HIV infection among women worldwide has risen. While the infection rate among both men and women in sub-Saharan Africa in 1985 was roughly equal, UNAIDS estimates that today women comprise 59 per cent of adults living with HIV, (1) while among youth the gender imbalance is even more striking. Young women between the ages of 18 and 24 are three times more likely to be infected than men in the same age group. The changing demographic, or feminization, of AIDS is what made UN Secretary-General Kofi Annan declare recently that AIDS has "a woman's face", and UN Special Envoy for HIV/AIDS in Africa Stephen Lewis describe the loss of young women in sub-Saharan Africa as "a pandemic within a pandemic".

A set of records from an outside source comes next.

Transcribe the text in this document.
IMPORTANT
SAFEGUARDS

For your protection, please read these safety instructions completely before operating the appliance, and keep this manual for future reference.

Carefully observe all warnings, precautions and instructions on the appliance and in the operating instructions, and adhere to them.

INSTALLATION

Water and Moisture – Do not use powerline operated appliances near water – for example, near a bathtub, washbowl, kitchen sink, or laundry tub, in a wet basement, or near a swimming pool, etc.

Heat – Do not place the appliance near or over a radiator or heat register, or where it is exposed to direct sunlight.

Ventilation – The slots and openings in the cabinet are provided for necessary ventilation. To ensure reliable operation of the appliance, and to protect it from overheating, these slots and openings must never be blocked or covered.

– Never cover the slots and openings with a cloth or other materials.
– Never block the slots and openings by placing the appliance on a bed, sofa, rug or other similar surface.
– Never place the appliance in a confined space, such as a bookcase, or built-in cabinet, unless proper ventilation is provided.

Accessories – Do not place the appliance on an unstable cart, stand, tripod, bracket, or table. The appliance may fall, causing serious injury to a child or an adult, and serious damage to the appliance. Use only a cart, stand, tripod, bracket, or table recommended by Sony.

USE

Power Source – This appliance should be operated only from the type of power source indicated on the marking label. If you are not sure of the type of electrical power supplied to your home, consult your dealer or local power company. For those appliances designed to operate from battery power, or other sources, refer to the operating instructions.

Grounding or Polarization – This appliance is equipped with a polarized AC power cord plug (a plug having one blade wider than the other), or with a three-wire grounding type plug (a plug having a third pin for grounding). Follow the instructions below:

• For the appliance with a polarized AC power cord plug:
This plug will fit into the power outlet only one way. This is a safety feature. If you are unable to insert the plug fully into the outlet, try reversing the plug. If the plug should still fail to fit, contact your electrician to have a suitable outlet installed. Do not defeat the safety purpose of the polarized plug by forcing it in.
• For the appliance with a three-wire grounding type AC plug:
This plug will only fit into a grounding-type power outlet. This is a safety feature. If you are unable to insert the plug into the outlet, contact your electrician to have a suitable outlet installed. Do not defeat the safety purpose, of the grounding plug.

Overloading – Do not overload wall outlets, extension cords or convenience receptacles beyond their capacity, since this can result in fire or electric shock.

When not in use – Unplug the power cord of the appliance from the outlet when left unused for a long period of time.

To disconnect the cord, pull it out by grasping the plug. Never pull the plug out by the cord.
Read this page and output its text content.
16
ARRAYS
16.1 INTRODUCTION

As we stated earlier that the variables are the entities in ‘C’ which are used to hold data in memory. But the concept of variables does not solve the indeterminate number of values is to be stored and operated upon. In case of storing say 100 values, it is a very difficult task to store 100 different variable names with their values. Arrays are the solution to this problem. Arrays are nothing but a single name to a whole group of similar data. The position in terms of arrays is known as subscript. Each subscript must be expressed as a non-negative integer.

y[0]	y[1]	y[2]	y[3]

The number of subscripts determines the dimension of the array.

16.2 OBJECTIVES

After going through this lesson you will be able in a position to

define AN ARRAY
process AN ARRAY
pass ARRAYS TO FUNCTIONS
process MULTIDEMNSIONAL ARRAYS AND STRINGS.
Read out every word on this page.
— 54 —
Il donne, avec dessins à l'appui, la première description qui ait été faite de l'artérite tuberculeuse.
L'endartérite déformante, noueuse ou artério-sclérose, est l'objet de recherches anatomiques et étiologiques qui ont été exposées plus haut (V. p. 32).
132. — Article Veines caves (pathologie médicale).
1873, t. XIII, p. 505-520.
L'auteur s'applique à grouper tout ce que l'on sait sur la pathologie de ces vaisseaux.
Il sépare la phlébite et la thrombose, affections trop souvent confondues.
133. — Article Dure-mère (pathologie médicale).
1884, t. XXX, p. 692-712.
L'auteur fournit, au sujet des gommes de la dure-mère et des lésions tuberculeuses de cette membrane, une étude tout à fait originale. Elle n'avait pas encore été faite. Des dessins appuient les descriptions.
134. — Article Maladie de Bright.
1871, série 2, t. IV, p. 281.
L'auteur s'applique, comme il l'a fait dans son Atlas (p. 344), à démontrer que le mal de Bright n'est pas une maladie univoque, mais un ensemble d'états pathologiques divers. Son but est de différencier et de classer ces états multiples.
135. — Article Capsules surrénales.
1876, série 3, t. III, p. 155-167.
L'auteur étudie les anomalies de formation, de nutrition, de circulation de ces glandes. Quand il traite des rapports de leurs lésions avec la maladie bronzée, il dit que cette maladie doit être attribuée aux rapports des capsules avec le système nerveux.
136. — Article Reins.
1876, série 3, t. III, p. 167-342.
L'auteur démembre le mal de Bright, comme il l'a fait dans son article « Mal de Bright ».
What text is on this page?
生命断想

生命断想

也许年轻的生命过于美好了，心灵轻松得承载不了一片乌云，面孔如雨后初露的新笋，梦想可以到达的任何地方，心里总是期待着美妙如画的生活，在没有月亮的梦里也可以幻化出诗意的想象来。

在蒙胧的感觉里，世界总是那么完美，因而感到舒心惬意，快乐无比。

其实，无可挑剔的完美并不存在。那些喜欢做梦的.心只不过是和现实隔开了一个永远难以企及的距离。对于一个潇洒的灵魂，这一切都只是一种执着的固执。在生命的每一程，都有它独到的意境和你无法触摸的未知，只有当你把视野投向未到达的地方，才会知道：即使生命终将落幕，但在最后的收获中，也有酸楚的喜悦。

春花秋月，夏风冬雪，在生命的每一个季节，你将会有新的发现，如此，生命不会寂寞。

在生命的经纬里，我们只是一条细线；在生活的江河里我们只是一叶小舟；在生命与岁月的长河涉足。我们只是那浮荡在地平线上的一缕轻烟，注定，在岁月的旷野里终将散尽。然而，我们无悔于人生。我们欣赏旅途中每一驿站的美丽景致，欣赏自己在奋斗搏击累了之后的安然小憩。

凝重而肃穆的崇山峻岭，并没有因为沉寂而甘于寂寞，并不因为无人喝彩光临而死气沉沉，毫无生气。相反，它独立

While many women have taken action to help counsel each other and prevent the further spread of AIDS, they find themselves combating both biological factors and entrenched social norms. During sexual intercourse, the statistical probability of infection for women is higher than men, since men carry a higher viral load or concentration of HIV in semen than is produced by the female's vaginal fluid.2 However, biology cannot explain entirely the gender nature of the epidemic, as the proportion of women infected with AIDS differs vastly between countries and cultures.

In countries where gender inequality is large, women are at particular risk for contracting the disease. One great failure of prevention efforts is that an option does not exist for women to independently prevent sexual transmission of the virus. The male condom is often not a realistic option for women who live in countries where families and communities are patriarchal, as in South Africa. It is also an especially contentious issue, particularly for married couples, as women have limited leverage and bargaining power; despite its obvious limitations, there is no other alternative prevention for them.